EPP is an autosomal recessive condition. Autosomal means that the defect is not on the chromosomes that determine sex, and recessive which means that patients who have EPP have inherited two mutated copies of the FECH gene, one from each parent. All children of an EPP patient will inherit one of the mutated copies of the FECH gene.

How is X-Linked Protoporphyria inherited?

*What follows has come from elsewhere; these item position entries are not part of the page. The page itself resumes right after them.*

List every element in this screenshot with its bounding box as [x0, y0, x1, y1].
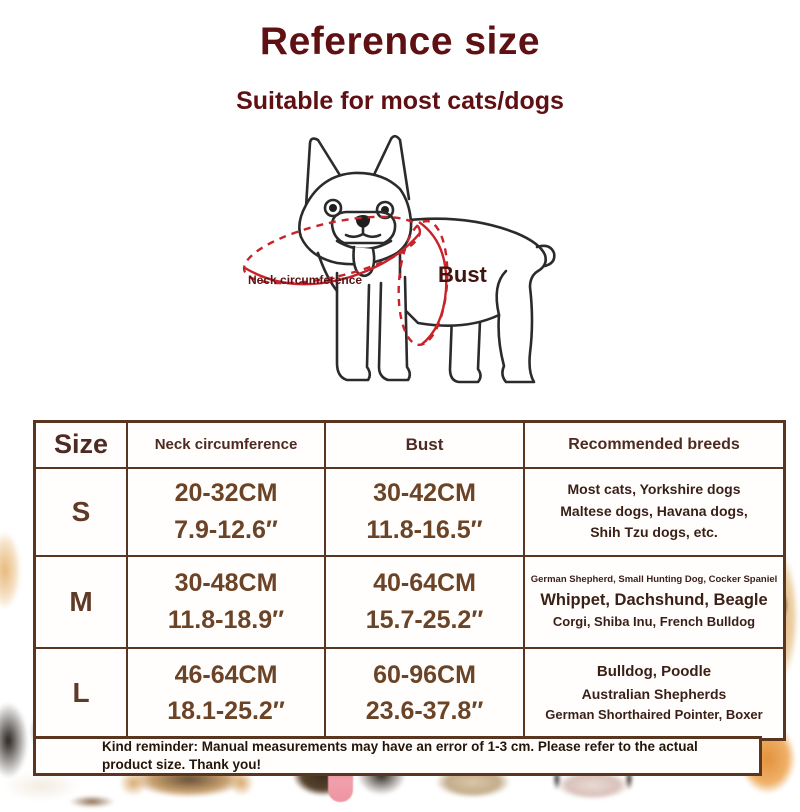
breeds-cell: Most cats, Yorkshire dogs Maltese dogs, … — [523, 466, 786, 557]
neck-cell: 30-48CM 11.8-18.9″ — [126, 554, 326, 649]
neck-cm-value: 46-64CM — [174, 661, 278, 689]
dog-eye-left — [323, 198, 343, 218]
size-cell: S — [33, 466, 128, 557]
reminder-text: Kind reminder: Manual measurements may h… — [102, 739, 698, 772]
dog-rear-far-leg — [448, 313, 482, 384]
bust-inch-value: 23.6-37.8″ — [365, 697, 484, 726]
neck-cell: 46-64CM 18.1-25.2″ — [126, 646, 326, 741]
breeds-cell: Bulldog, Poodle Australian Shepherds Ger… — [523, 646, 786, 741]
size-table: Size Neck circumference Bust Recommended… — [33, 420, 786, 741]
dog-illustration — [242, 134, 556, 384]
breeds-line: Corgi, Shiba Inu, French Bulldog — [552, 614, 756, 630]
dog-body — [398, 217, 547, 384]
bust-cm-value: 30-42CM — [373, 479, 476, 508]
table-row-size-s: S 20-32CM 7.9-12.6″ 30-42CM 11.8-16.5″ M… — [33, 466, 786, 557]
table-header-row: Size Neck circumference Bust Recommended… — [33, 420, 786, 469]
neck-inch-value: 7.9-12.6″ — [174, 515, 278, 544]
table-row-size-m: M 30-48CM 11.8-18.9″ 40-64CM 15.7-25.2″ … — [33, 554, 786, 649]
neck-inch-value: 18.1-25.2″ — [167, 697, 285, 726]
photo-cat-fur-left — [0, 520, 36, 632]
bust-cell: 60-96CM 23.6-37.8″ — [324, 646, 525, 741]
bust-cell: 40-64CM 15.7-25.2″ — [324, 554, 525, 649]
dog-front-leg-right — [377, 275, 412, 382]
bust-cm-value: 40-64CM — [373, 569, 476, 598]
breeds-line: Bulldog, Poodle — [596, 663, 712, 681]
dog-muzzle — [330, 210, 397, 245]
breeds-line: Maltese dogs, Havana dogs, — [560, 502, 748, 519]
header-size: Size — [33, 420, 128, 469]
neck-cm-value: 20-32CM — [174, 479, 278, 508]
breeds-line: Most cats, Yorkshire dogs — [567, 480, 741, 497]
size-cell: L — [33, 646, 128, 741]
header-neck-circumference: Neck circumference — [126, 420, 326, 469]
page-title: Reference size — [259, 20, 541, 63]
bust-cell: 30-42CM 11.8-16.5″ — [324, 466, 525, 557]
dog-tail — [535, 244, 556, 268]
header-recommended-breeds: Recommended breeds — [523, 420, 786, 469]
breeds-line: Australian Shepherds — [581, 685, 727, 702]
neck-cell: 20-32CM 7.9-12.6″ — [126, 466, 326, 557]
neck-circumference-label: Neck circumference — [248, 273, 363, 287]
table-row-size-l: L 46-64CM 18.1-25.2″ 60-96CM 23.6-37.8″ … — [33, 646, 786, 741]
breeds-line: Whippet, Dachshund, Beagle — [540, 590, 768, 609]
header-bust: Bust — [324, 420, 525, 469]
breeds-line: German Shorthaired Pointer, Boxer — [545, 707, 763, 723]
dog-front-leg-left — [335, 271, 372, 382]
bust-inch-value: 15.7-25.2″ — [365, 605, 484, 634]
bust-cm-value: 60-96CM — [373, 661, 476, 689]
reminder-banner: Kind reminder: Manual measurements may h… — [33, 736, 762, 776]
dog-measurement-diagram: Neck circumference Bust — [240, 125, 570, 415]
breeds-cell: German Shepherd, Small Hunting Dog, Cock… — [523, 554, 786, 649]
breeds-line: Shih Tzu dogs, etc. — [590, 524, 718, 541]
size-letter-s: S — [71, 495, 91, 527]
size-letter-l: L — [72, 677, 90, 709]
neck-circumference-line — [242, 215, 422, 285]
neck-cm-value: 30-48CM — [174, 569, 278, 598]
breeds-line: German Shepherd, Small Hunting Dog, Cock… — [530, 573, 778, 585]
page-subtitle: Suitable for most cats/dogs — [236, 87, 564, 115]
size-cell: M — [33, 554, 128, 649]
neck-inch-value: 11.8-18.9″ — [167, 605, 285, 634]
bust-label: Bust — [438, 262, 487, 287]
bust-inch-value: 11.8-16.5″ — [366, 515, 483, 544]
size-letter-m: M — [69, 585, 93, 617]
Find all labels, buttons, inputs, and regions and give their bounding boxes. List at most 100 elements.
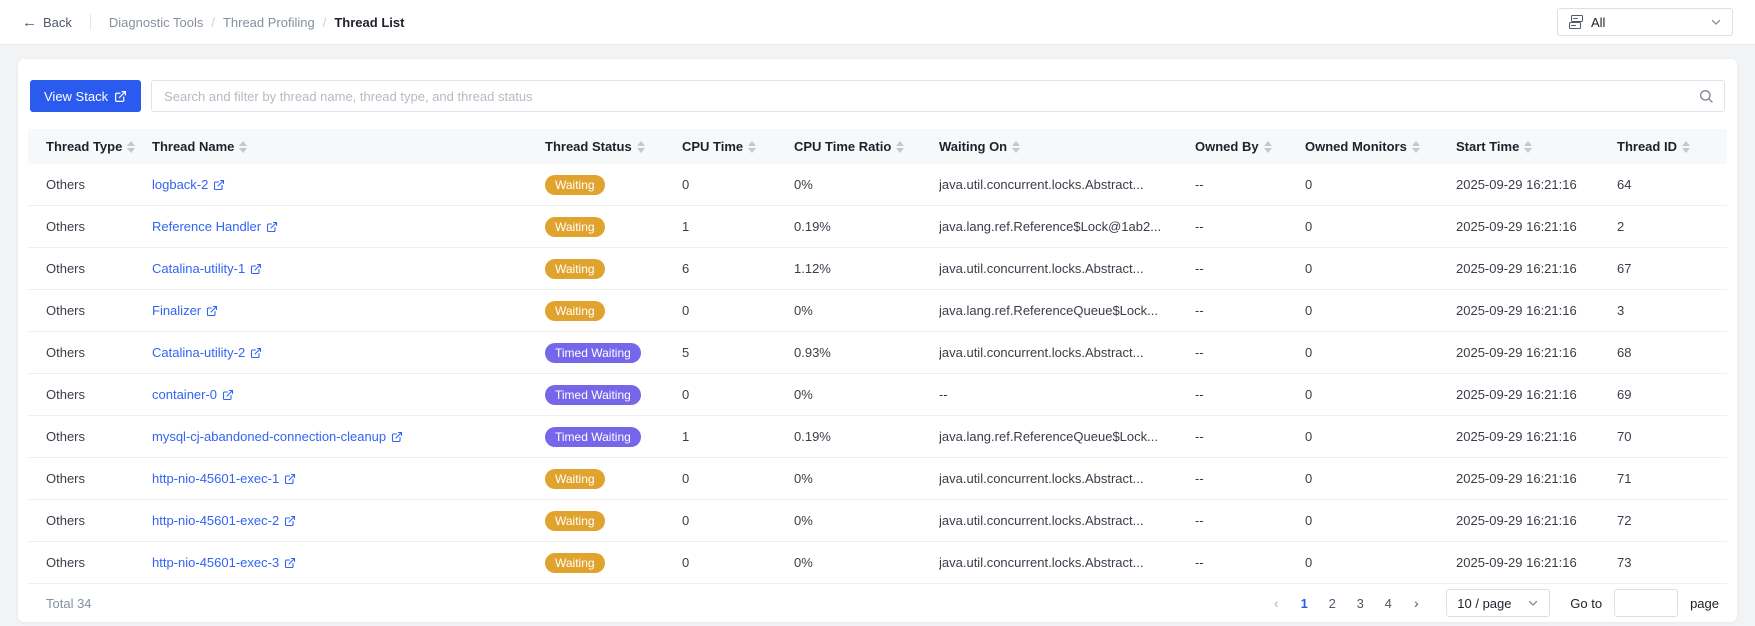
page-size-select[interactable]: 10 / page	[1446, 589, 1551, 617]
cell-owned-monitors: 0	[1305, 429, 1313, 444]
cell-thread-id: 70	[1617, 429, 1632, 444]
sort-icon[interactable]	[1411, 140, 1420, 153]
thread-name-text: http-nio-45601-exec-1	[152, 471, 280, 486]
sort-icon[interactable]	[239, 140, 248, 153]
cell-thread-type: Others	[46, 261, 86, 276]
page-size-value: 10 / page	[1457, 595, 1512, 611]
view-stack-button[interactable]: View Stack	[30, 80, 142, 112]
external-link-icon	[206, 305, 218, 317]
instance-select[interactable]: All	[1557, 8, 1733, 36]
table-row: Others http-nio-45601-exec-2	[28, 500, 1727, 542]
next-page-button[interactable]: ›	[1413, 595, 1419, 611]
search-icon[interactable]	[1698, 88, 1714, 107]
column-header-thread-id[interactable]: Thread ID	[1617, 139, 1727, 154]
column-header-waiting-on[interactable]: Waiting On	[939, 139, 1195, 154]
sort-icon[interactable]	[748, 140, 757, 153]
cell-thread-id: 71	[1617, 471, 1632, 486]
prev-page-button[interactable]: ‹	[1273, 595, 1279, 611]
column-header-thread-name[interactable]: Thread Name	[152, 139, 545, 154]
cell-cpu-time: 5	[682, 345, 690, 360]
thread-table: Thread Type Thread Name Thread Status CP…	[28, 129, 1727, 584]
thread-name-link[interactable]: Reference Handler	[152, 219, 278, 234]
thread-name-link[interactable]: Catalina-utility-1	[152, 261, 262, 276]
thread-name-link[interactable]: http-nio-45601-exec-1	[152, 471, 296, 486]
thread-list-card: View Stack Thread Type	[18, 59, 1737, 622]
thread-name-link[interactable]: http-nio-45601-exec-2	[152, 513, 296, 528]
cell-cpu-time: 0	[682, 177, 690, 192]
cell-thread-type: Others	[46, 471, 86, 486]
cell-cpu-time-ratio: 0%	[794, 303, 813, 318]
column-header-owned-by[interactable]: Owned By	[1195, 139, 1305, 154]
table-row: Others Finalizer Waiti	[28, 290, 1727, 332]
cell-thread-id: 73	[1617, 555, 1632, 570]
column-header-thread-type[interactable]: Thread Type	[28, 139, 152, 154]
breadcrumb-thread-profiling[interactable]: Thread Profiling	[222, 14, 315, 30]
cell-waiting-on: java.util.concurrent.locks.Abstract...	[939, 513, 1144, 528]
sort-icon[interactable]	[1012, 140, 1021, 153]
divider	[89, 14, 91, 30]
thread-name-link[interactable]: mysql-cj-abandoned-connection-cleanup	[152, 429, 403, 444]
back-button[interactable]: ← Back	[22, 14, 72, 31]
sort-icon[interactable]	[1263, 140, 1272, 153]
cell-owned-by: --	[1195, 345, 1204, 360]
cell-thread-type: Others	[46, 303, 86, 318]
thread-name-link[interactable]: container-0	[152, 387, 234, 402]
page-button-1[interactable]: 1	[1300, 595, 1308, 611]
thread-name-text: http-nio-45601-exec-3	[152, 555, 280, 570]
cell-cpu-time: 0	[682, 471, 690, 486]
sort-icon[interactable]	[896, 140, 905, 153]
sort-icon[interactable]	[1524, 140, 1533, 153]
cell-owned-monitors: 0	[1305, 513, 1313, 528]
status-badge: Waiting	[545, 552, 605, 573]
status-badge: Timed Waiting	[545, 426, 641, 447]
thread-name-link[interactable]: Catalina-utility-2	[152, 345, 262, 360]
cell-owned-monitors: 0	[1305, 345, 1313, 360]
status-badge: Waiting	[545, 300, 605, 321]
thread-name-text: Finalizer	[152, 303, 202, 318]
column-header-owned-monitors[interactable]: Owned Monitors	[1305, 139, 1456, 154]
thread-name-link[interactable]: http-nio-45601-exec-3	[152, 555, 296, 570]
goto-page-input[interactable]	[1614, 589, 1679, 617]
external-link-icon	[284, 473, 296, 485]
cell-start-time: 2025-09-29 16:21:16	[1456, 471, 1577, 486]
column-label: Thread Type	[46, 139, 123, 154]
cell-waiting-on: java.lang.ref.ReferenceQueue$Lock...	[939, 429, 1158, 444]
sort-icon[interactable]	[1681, 140, 1690, 153]
cell-owned-by: --	[1195, 429, 1204, 444]
breadcrumb-separator: /	[322, 14, 327, 30]
search-input[interactable]	[151, 80, 1725, 112]
column-label: CPU Time	[682, 139, 744, 154]
page-button-3[interactable]: 3	[1356, 595, 1364, 611]
column-header-thread-status[interactable]: Thread Status	[545, 139, 682, 154]
column-header-cpu-time[interactable]: CPU Time	[682, 139, 794, 154]
cell-thread-name: Finalizer	[152, 303, 545, 318]
column-label: Start Time	[1456, 139, 1520, 154]
sort-icon[interactable]	[127, 140, 136, 153]
cell-thread-id: 64	[1617, 177, 1632, 192]
cell-start-time: 2025-09-29 16:21:16	[1456, 345, 1577, 360]
cell-cpu-time-ratio: 0%	[794, 387, 813, 402]
cell-owned-by: --	[1195, 471, 1204, 486]
sort-icon[interactable]	[636, 140, 645, 153]
column-header-cpu-time-ratio[interactable]: CPU Time Ratio	[794, 139, 939, 154]
thread-name-link[interactable]: logback-2	[152, 177, 225, 192]
cell-thread-id: 67	[1617, 261, 1632, 276]
page-button-4[interactable]: 4	[1384, 595, 1392, 611]
cell-thread-name: http-nio-45601-exec-1	[152, 471, 545, 486]
cell-owned-by: --	[1195, 303, 1204, 318]
cell-thread-type: Others	[46, 513, 86, 528]
page-button-2[interactable]: 2	[1328, 595, 1336, 611]
cell-cpu-time-ratio: 0%	[794, 513, 813, 528]
cell-thread-status: Waiting	[545, 552, 682, 573]
thread-name-link[interactable]: Finalizer	[152, 303, 218, 318]
thread-name-text: Reference Handler	[152, 219, 262, 234]
column-header-start-time[interactable]: Start Time	[1456, 139, 1617, 154]
cell-thread-name: Reference Handler	[152, 219, 545, 234]
cell-cpu-time: 0	[682, 513, 690, 528]
cell-owned-by: --	[1195, 261, 1204, 276]
status-badge: Waiting	[545, 258, 605, 279]
instance-icon	[1568, 14, 1584, 30]
cell-owned-by: --	[1195, 387, 1204, 402]
breadcrumb-diagnostic-tools[interactable]: Diagnostic Tools	[108, 14, 204, 30]
table-body: Others logback-2 Waiti	[28, 164, 1727, 584]
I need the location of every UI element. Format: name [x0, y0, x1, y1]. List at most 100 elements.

XLP is an X-linked inherited genetic disorder. This means that the defect is on the X chromosome. Females have two copies of the X chromosome, while males have only one copy. The gene that causes XLP is called ALAS2. Because females have two copies of the X chromosome, they have one mutated copy of ALAS2 and one working copy. A random process in the body causes one X chromosome to be turned off. For this reason, females can present with a varying degree of symptoms ranging from no symptoms to severe XLP symptoms. There is no way to predict this ahead of time. Therefore it is important for family members of XLP patients to be tested for this mutation so that they can receive appropriate counseling.

Genes are inherited randomly, so each parent has an equal chance of passing on either one of their sex chromosomes. If the father has XLP, each of his children has a 50% chance of inheriting his X chromosome (which has the mutated gene) and a 50% chance of inheriting his Y chromosome (which does not have the gene). If they have inherited the X chromosome, they will be female and have one mutated copy of ALAS2. If they have inherited the Y chromosome, they will be male and not have XLP.

If a father has XLP, all of his daughters will have XLP but none of his sons will be affected.